I have run out of pictures, it’s not professional, but I love it. I love clouds, they sooth me… I wish I could be up there, with no worries, no pain, just be there. i’m not high, I seriously just need a break. Especially having nightmares every night and the fact that they’re getting worse and more realistic is exhausting, not to mention that it’s recurring dreams. And it does not play over, no. It continues. I was so scared.. I had no way out, there was no way out, just when you think you’re escaping, you open a door and it’s just an illusion.
But how do you escape from a whole town? What do you do when everybody is involved. I do realize it’s a dream and that my faith tells me to ignored my gift of divination and clairvoyance, but something is telling me that I cannot trust anyone. I already don’t trust the people around me and I hate living like this, but I cannot afford to. I don’t know what the game plan is for my life, but I know there is one. One thing we can be sure of is, when people hate you and they have you close, they will have a game plan.

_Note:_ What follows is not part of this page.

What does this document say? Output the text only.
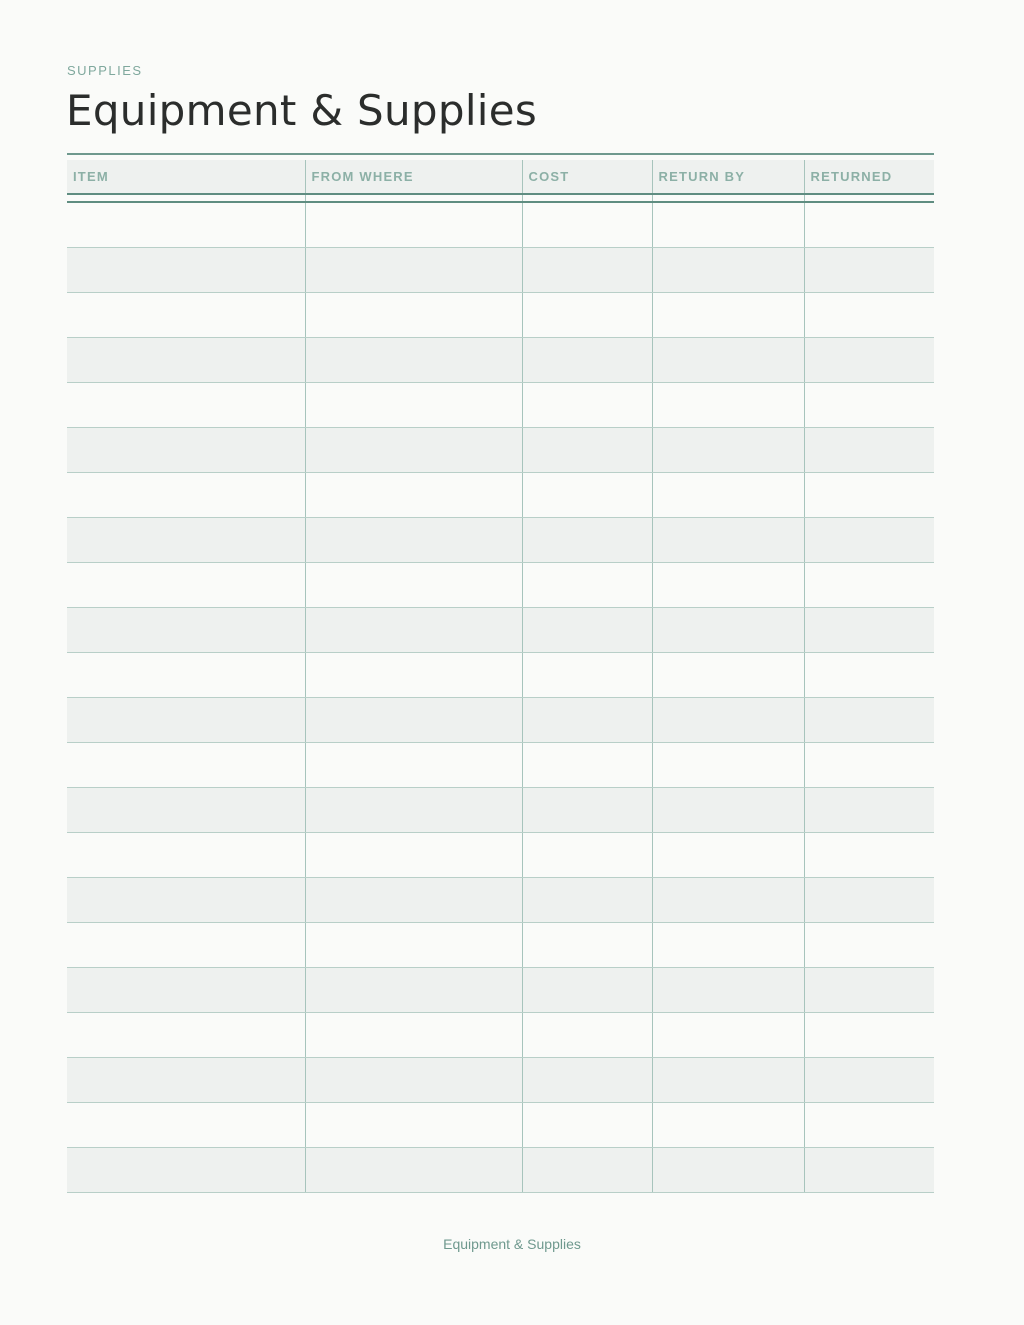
SUPPLIES
Equipment & Supplies
ITEM	FROM WHERE	COST	RETURN BY	RETURNED

Equipment & Supplies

I’m not just freaked out because of the dream, but also because everything I have dreamt in the last 5 months is coming true, even if it’s simple things like the power going out at night…and that happened last night, so it’s getting closer. I will try and figure out what happened in my life after I had these dreams or this specific one, but life is life. I can’t stop it and I can’t slow it down. All I can do is pray. then i’ll eventually reach that cloud.